Była wilja świętego Jana, przeddzień imienin ojca, wielkiego święta całej rodziny. Zawsze na imieniny spraszał pan Proszek swoich najmilszych przyjaciół; taki już był obyczaj. Dlatego w całym domu wszystko było jakby do góry nogami: Urszula szorowała i czyściła, żeby nigdzie nawet pyłka nie było, Bietka parzyła kury, pani piekła kołacze, a babunia pilnowała ciasta, zaglądała do pieca i uważała, czy dobrze skubią drób.
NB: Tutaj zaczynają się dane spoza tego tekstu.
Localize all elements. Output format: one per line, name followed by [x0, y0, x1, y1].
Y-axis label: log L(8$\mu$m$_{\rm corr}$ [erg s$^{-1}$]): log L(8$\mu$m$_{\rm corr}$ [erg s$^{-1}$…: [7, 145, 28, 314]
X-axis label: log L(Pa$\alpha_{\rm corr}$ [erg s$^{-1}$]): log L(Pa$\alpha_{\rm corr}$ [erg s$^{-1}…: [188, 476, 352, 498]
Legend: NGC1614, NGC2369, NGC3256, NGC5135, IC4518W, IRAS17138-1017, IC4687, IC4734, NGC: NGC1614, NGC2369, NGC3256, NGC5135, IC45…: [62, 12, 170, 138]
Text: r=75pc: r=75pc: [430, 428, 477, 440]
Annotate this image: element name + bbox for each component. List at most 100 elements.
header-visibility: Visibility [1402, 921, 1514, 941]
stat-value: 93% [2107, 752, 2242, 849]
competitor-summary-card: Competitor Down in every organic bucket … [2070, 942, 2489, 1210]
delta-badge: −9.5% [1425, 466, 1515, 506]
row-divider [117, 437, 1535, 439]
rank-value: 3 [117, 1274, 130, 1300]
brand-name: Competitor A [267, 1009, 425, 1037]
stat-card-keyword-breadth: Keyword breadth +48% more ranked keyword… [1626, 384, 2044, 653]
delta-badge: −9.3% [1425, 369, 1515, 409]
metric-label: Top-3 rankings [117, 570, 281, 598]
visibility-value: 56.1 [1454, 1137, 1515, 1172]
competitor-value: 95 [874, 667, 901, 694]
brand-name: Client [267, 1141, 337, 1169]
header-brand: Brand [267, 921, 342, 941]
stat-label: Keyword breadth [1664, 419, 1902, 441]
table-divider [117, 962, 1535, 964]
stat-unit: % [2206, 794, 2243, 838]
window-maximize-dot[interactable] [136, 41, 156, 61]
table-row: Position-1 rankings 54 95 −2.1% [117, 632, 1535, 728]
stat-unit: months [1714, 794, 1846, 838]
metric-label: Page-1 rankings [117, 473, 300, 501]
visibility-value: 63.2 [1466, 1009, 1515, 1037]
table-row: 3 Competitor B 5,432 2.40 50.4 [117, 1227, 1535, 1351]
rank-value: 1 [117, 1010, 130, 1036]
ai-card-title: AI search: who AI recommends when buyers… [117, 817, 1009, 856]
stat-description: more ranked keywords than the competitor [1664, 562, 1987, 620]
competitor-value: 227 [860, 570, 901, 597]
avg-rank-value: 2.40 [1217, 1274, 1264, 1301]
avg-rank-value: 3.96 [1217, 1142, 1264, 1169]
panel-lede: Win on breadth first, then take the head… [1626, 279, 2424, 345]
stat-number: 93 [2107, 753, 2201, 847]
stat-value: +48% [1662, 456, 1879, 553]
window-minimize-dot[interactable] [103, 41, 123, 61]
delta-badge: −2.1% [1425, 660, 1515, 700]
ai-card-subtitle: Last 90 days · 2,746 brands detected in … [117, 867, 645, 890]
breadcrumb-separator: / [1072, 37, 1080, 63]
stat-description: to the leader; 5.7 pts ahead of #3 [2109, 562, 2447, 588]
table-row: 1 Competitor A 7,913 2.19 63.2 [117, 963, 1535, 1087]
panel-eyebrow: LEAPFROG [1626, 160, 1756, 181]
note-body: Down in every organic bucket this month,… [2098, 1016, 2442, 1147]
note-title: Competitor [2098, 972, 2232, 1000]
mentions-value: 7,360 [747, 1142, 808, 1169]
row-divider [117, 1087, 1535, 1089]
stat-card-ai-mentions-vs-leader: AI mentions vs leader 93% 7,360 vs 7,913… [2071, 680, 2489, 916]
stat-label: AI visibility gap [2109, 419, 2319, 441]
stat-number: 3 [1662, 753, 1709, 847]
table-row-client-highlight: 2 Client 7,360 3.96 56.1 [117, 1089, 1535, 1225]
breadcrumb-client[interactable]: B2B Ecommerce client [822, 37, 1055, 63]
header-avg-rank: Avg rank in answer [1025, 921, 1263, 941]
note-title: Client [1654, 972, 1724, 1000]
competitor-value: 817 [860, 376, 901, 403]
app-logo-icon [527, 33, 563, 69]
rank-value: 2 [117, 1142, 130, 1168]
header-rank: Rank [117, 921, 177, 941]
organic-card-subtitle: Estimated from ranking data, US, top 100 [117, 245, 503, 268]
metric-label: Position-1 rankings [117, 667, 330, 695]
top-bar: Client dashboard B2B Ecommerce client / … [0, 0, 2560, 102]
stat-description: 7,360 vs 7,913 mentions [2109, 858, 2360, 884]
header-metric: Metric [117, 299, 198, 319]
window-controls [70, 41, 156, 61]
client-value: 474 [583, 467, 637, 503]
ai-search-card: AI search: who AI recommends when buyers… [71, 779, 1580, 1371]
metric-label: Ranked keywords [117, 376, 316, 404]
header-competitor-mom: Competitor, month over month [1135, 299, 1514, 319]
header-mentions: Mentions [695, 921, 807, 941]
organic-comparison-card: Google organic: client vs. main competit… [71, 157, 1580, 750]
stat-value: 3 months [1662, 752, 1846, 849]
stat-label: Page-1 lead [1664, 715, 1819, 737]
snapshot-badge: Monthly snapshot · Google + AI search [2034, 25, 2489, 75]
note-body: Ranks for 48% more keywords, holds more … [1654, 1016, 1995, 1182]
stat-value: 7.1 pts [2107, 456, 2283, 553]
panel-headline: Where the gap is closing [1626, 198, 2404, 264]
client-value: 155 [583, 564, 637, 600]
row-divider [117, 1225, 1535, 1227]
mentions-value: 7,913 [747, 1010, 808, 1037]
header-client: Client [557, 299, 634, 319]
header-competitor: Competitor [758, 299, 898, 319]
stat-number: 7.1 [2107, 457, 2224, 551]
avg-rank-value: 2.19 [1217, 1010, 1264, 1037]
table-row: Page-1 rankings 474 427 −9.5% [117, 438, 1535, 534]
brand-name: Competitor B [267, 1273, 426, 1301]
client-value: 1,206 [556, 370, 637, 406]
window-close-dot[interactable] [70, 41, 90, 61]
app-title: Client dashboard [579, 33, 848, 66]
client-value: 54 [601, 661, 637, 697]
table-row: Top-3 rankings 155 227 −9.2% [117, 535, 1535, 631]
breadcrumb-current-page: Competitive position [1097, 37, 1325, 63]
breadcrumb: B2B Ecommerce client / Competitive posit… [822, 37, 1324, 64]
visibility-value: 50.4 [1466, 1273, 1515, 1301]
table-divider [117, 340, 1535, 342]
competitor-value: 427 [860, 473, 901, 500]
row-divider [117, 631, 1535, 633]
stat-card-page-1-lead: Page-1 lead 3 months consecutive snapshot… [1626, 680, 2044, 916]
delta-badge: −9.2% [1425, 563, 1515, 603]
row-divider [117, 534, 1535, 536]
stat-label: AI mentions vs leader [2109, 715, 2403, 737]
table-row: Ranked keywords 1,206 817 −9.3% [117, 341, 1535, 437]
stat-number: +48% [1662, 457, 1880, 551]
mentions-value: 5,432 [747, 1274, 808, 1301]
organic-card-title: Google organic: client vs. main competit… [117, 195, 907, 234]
Wszędzie była potrzebna. Basia prosiła, żeby Babunia wywołała Janka na dwór, bo nie daje spokoju, ale gdy był na dworze, narzekała Bietka i Urszula, że im się kręci pod nogami i przeszkadza. Wiluś chciał, żeby go babunia przesłuchała, Adelka pociągała ją za sukienkę, prosząc o kołacz, a na dworze gdakały kury, przypominając, że już z niemi czas na grzędę.
— Święci Pańscy... Przecież nie mogę się rozerwać, żeby wszystkim odrazu służyć! — narzekała sobie babunia.
Raptem woła Urszula:
— Pan jedzie do domu!
Dziewczęta z wieńcami zamykają się w pokoju, pani sprząta szybko wszystko, co ma być do jutra sekretem, a babunia nakazuje dzieciom: — A pamiętajcie, żebyście wszystkiego odrazu nie wypaplały!